What a chaotic world they live in. Not to mention, everyone coming to the airport is trying to get somewhere for something important, and I'm not sure about you, but I don't just jump on a plane and fly somewhere without good reason. It's not like riding the carousel, which Rooney would do all day if she could.
(needed an excuse to share this picture...)
I'll also mention that this was the first time I've ever had a flight change on me (I don't fly a whole lot, and still feel lucky). And until it happens to you, I'm not sure you realize how humbling it is.
It's humbling when you have no control over the situation, other than how you react to it. And this, I'm sure, is what God was teaching me. I could have exploded with furry on everyone I came in contact with, and since I wasn't the only one who wanted to be on that original flight, I was able to see how a handful of others reacted as well.
We had a common purpose of getting somewhere and it had been taken away from us. Some handled it well, others not so much.
From the moment I read the email, I started praying for God to provide a way for me to be in Nashville by 2:00 pm. There was no time to whine, complain, throw a fit... it was very much a "take one very small step at a time" thing.
I prayed for green lights, that time would stand still, that I could make the 6:00 am flight, that I would remain calm and know that God is good in all things, for another way, and for the other airline to pick up the phone while I was on hold.

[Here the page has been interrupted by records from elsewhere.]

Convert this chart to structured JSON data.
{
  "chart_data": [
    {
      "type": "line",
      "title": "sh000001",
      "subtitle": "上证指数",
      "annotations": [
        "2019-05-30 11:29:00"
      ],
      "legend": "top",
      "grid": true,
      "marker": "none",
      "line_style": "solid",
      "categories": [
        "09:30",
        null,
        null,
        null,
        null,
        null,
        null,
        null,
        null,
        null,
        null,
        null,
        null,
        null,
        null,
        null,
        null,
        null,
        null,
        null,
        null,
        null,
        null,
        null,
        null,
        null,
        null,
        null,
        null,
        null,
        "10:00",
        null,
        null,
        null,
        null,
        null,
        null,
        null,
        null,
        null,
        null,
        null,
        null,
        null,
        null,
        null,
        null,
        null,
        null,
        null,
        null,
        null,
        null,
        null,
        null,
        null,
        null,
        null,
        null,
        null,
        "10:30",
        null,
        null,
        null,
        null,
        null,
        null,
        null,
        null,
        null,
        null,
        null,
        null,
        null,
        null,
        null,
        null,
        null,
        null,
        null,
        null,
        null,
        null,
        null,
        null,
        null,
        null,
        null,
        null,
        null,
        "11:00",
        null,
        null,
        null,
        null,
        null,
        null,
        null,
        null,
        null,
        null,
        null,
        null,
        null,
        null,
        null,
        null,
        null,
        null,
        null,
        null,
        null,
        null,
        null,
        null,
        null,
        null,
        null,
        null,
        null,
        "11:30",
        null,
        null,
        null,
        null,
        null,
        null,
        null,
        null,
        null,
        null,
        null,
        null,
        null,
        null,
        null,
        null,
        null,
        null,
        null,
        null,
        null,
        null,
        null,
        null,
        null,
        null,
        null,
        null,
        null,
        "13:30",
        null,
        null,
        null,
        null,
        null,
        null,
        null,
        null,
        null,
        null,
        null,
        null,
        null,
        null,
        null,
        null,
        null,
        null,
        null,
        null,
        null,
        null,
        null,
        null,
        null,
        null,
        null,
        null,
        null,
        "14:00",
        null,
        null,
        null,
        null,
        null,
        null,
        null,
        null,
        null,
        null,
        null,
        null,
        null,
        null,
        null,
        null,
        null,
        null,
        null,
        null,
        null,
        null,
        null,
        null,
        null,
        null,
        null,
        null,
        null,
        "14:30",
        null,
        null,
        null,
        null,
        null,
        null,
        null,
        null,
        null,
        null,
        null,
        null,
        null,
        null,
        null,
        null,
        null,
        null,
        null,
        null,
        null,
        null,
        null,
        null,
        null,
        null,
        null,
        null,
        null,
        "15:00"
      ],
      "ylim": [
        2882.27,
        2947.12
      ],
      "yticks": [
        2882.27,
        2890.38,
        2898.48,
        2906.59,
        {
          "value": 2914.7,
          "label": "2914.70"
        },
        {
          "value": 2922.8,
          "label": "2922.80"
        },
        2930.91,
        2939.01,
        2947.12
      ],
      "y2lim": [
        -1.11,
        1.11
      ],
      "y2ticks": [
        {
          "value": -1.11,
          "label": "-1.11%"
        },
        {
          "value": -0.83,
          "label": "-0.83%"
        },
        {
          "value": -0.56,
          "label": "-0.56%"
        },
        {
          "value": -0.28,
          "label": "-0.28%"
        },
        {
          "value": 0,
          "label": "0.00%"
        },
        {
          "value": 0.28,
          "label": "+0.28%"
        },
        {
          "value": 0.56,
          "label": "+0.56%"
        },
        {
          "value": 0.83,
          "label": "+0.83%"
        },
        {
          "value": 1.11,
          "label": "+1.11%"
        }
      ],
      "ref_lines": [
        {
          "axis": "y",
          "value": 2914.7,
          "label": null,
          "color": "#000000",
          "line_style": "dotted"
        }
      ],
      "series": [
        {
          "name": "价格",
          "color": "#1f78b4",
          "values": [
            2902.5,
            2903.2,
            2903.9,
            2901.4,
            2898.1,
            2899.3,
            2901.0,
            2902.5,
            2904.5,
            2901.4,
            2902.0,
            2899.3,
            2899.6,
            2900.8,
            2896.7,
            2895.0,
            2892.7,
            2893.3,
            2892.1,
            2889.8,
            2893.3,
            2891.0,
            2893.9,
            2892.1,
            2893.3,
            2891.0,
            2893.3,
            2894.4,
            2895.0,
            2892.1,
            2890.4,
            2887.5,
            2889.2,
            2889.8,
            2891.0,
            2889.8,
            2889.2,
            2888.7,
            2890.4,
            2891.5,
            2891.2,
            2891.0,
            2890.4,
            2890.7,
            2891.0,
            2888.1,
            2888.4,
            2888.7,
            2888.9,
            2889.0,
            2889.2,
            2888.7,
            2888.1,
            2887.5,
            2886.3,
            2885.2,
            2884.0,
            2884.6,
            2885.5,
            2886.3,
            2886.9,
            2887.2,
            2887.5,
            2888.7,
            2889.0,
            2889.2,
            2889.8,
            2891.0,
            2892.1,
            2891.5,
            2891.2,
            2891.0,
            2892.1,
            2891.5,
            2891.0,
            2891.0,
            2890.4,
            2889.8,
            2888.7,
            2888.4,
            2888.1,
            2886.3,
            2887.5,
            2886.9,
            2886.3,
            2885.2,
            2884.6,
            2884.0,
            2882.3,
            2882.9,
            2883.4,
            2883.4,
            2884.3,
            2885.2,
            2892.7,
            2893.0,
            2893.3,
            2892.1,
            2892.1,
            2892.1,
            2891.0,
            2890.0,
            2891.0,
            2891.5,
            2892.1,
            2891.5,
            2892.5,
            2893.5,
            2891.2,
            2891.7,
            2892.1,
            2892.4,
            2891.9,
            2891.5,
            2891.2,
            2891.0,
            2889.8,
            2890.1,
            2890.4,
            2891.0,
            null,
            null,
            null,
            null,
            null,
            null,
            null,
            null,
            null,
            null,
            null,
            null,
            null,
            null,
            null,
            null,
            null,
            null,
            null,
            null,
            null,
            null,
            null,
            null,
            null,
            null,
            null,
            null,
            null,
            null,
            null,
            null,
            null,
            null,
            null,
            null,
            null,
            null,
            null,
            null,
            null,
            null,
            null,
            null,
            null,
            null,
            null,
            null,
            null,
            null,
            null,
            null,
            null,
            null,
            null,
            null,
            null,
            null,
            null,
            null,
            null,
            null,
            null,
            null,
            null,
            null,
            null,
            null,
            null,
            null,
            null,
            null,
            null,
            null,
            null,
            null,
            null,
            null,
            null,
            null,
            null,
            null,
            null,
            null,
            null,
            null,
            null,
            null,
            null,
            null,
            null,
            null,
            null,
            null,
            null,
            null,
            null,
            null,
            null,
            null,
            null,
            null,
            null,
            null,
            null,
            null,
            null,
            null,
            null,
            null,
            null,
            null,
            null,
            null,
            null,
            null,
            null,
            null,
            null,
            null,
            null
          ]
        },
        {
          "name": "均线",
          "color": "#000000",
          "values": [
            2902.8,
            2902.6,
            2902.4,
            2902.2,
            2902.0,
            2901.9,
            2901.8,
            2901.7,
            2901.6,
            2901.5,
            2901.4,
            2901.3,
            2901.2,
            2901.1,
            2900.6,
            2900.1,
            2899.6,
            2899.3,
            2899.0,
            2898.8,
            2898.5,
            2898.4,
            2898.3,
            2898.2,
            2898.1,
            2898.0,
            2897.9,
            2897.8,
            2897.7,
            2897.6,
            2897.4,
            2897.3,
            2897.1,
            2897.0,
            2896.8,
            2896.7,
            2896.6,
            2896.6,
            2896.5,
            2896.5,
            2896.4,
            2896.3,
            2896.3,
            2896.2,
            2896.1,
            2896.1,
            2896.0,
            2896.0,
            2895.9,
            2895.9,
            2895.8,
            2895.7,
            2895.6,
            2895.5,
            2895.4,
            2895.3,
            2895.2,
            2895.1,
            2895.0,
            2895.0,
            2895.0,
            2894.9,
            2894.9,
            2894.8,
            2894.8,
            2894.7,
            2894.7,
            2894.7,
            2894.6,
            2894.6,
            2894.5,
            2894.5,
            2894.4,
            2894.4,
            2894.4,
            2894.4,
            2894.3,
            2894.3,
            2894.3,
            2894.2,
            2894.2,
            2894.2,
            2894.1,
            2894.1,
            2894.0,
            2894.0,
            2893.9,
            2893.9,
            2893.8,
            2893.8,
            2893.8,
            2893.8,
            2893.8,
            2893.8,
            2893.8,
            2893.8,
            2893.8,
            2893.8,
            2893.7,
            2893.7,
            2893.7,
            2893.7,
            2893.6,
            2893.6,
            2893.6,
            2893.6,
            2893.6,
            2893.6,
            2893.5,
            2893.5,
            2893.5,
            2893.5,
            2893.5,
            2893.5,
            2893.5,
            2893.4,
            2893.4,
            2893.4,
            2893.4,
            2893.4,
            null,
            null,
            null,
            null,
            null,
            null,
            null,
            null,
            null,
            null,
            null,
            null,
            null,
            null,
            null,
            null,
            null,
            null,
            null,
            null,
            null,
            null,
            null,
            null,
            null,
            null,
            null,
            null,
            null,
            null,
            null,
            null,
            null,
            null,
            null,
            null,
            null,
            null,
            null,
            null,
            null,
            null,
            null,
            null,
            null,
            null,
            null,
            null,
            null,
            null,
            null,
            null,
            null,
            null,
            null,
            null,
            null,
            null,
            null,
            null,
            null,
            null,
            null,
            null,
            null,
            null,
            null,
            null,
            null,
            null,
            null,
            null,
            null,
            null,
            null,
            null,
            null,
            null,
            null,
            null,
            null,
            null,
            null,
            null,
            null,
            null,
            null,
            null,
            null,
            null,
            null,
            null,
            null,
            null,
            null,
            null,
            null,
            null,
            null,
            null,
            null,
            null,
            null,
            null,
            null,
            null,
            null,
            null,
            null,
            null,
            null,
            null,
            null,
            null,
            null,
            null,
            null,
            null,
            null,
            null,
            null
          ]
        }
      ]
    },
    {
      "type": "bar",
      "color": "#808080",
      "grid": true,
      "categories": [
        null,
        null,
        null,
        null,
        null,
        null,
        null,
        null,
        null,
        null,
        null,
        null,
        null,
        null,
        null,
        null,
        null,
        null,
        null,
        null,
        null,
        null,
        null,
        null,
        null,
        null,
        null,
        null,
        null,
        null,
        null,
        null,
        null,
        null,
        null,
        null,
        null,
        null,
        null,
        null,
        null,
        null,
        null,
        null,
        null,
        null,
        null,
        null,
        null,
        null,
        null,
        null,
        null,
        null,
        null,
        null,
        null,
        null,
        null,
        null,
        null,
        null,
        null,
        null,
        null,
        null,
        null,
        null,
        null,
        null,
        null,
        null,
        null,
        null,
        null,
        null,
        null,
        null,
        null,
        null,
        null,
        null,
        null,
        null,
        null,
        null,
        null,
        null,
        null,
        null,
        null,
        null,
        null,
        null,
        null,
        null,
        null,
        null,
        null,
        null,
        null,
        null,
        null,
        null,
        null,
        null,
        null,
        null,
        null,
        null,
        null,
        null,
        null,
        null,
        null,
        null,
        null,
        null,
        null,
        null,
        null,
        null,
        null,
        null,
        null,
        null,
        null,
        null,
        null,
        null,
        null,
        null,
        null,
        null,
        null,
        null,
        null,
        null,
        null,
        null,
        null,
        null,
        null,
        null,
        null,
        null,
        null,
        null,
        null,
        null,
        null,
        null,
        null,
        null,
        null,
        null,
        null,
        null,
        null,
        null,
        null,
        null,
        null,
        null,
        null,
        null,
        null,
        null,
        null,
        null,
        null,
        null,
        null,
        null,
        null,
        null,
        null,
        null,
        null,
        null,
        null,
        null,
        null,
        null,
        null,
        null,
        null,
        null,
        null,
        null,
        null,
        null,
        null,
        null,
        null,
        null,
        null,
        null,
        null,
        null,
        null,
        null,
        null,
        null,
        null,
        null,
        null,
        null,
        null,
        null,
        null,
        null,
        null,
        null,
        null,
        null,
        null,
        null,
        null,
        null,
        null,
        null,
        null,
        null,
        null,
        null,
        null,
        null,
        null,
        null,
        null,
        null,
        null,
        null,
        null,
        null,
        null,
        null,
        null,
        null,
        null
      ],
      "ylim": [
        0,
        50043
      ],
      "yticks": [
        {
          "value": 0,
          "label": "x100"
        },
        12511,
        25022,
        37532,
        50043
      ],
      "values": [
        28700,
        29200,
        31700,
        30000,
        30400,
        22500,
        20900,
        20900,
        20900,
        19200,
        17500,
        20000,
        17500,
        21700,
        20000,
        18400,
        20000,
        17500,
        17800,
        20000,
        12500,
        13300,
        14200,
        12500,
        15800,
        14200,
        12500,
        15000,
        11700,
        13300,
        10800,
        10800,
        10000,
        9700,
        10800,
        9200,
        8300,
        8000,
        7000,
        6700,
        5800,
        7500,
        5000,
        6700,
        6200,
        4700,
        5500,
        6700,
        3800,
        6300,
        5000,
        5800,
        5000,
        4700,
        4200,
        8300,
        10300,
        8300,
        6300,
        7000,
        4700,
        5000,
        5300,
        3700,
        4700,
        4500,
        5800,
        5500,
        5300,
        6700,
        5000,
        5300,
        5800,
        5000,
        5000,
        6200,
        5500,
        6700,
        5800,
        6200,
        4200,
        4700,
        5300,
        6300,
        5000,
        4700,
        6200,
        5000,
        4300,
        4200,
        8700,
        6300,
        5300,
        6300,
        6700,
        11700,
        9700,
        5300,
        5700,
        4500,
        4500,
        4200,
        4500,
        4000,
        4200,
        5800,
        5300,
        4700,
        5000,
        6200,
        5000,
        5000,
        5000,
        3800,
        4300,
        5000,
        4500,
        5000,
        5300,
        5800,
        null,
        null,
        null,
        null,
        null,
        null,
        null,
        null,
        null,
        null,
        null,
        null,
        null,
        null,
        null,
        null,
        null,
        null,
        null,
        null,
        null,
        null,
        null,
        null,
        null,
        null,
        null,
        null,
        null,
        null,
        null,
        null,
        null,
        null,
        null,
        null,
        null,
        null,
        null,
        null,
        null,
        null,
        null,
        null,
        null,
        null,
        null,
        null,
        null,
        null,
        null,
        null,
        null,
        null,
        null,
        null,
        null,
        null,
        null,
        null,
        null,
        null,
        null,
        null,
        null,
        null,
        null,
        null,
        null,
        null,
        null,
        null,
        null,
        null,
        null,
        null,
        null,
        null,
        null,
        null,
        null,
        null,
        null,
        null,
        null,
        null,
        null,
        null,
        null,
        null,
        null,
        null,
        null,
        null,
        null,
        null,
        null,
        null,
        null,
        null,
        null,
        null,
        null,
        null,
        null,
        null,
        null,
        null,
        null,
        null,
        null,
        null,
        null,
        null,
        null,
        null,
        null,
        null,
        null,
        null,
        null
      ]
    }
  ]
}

I'm not saying that God always answers prayers in the way he did for me. I know sometimes things don't work out in the scenario or in any others, but I also know that God provides opportunities for us to grow as his children. I believe this was a time for growth. God wanted to see how I would handle being completely dependent on others.
No matter the amount of planning that I had done for the trip or ducks that I put into rows, it was all thrown up in the air from the moment I woke up on Tuesday morning. Humbling for sure.
I'm so very grateful for the trials of the day because it drew me closer to God and gave me a great story to tell.
And as I was sitting at the terminal gate waiting to board my flight, I got a phone call from my friend Philip. We typically get together weekly as accountability partners, but he's been visiting India for the past few weeks and we haven't been able to meet. He was on his way back and called. A divine call, I'm sure of it.
I needed him in that moment. I needed to know I wasn't alone on this trip nor this journey of life. Kelsey was busy getting herself and Rooney ready for the day, and we had been texting back and forth, but the phone call was special. Philip heard the story and prayed for my trip before boarding. It was so great to talk with a friend in that moment.
On the flight (which was not part of the original plan) I was able to sit next to and get to know a woman and she asked where I was headed and what I was doing, and we had a great conversation about personal finances. It was great! And I never would have met her if my original flight hadn't been cancelled.
And I knew flying in at 1:20 pm for a 2 pm training start time that I would be cutting it close. So when I arrived at the conference center at 1:57 pm, I had a sigh of relief, an attitude of gratitude, and a humbled heart. God is good.
Have you ever had a flight changed or canceled? What's God teaching you lately?